Bu ara doğrunun ne olduğunu sorguluyorum. Hayattan yanlışları çıkarınca geriye kalanlar mıdır? Çocukluğumuzdan bu yana bize söylenen, yapmamız gerekenler midir? Aileden, arkadaşlardan, çevreden, kültürden, tarihten etkilenir bu sözcük. Filmlerde her zaman bir iyi adamımız vardır karşısına kötü adamı alan. Hayatta değişmez doğruların olduğu bir gerçek; fakat bazen geride kalıp düşünüyor insan: Bazı doğrular neye göre ve kime göre doğrudur?
Zaman geçtikçe bu sözcüğe farklı tanımlar ekleriz. Hayatın bize sunduğu en önemli hocalar deneyimlerdir. Bir deneyim size yepyeni bir doğru öğretebilir. Önceden yanlış adı altında etiketlenen gerçekler yepyeni bir kimlik bulabilir. Hocamızın öğrettiği her bir ders sonrası kelimemiz yeni bir tanım kazanır. Asıl mesele; bu kelimeye alıştığımız tanımın mı sonradan kazanılan tanımın mı daha çok yakıştığını çözebilmekte sanırım.
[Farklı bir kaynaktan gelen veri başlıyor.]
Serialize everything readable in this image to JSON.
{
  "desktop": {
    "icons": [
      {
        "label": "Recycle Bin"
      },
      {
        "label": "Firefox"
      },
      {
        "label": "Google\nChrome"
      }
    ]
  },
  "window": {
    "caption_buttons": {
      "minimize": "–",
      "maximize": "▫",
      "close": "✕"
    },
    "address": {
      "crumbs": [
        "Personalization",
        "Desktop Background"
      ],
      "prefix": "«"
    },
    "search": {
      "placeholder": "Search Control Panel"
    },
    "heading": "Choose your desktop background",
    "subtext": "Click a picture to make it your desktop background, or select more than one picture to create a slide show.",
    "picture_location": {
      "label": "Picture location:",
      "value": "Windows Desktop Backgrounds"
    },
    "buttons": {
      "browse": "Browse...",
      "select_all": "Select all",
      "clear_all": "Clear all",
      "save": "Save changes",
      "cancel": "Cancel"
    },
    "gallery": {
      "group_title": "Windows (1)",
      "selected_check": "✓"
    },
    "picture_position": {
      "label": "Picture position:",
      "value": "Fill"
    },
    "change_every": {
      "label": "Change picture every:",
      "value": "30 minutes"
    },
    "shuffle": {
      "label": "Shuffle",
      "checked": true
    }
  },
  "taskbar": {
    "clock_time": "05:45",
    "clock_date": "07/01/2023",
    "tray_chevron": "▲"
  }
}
Kendi doğrumuzu kendimiz belirlemeliyiz belki de. Kendi tanımlarımızı yazmalıyız. Ailemiz, canımız. Sırtımızı dayayacağımız bükülmez direk. Öte yandan gerçek bir dostun verdiği güven ve sıcaklık, onun sana verdiği doğru tanımına ne demeli? İçinde yaşadığımız kültür ve çevreyi de göz ardı etmemek gerek. Tüm bunlar doğru tanımını çevreleyen sınırlar aslında.
Sadece kısa bir an için, çok kısacık bir an için tüm bu sınırların üstünü çizin. Teker teker kalksın o sınırlar. Bambaşka bir kültürde yetiştiğinizi, ailenizin ve çevrenizin çok farklı olduğunu hayal edin. Başka okullar, farklı semtler, değişik gelenek ve görenekler... O zaman bu sözcüğe yine aynı tanımı yazar mıydınız? Belki evet, belki hayır. Bana sorarsanız hayat, deneyim ve zaman bu sözcüğe en doğru tanımı yazacaktır.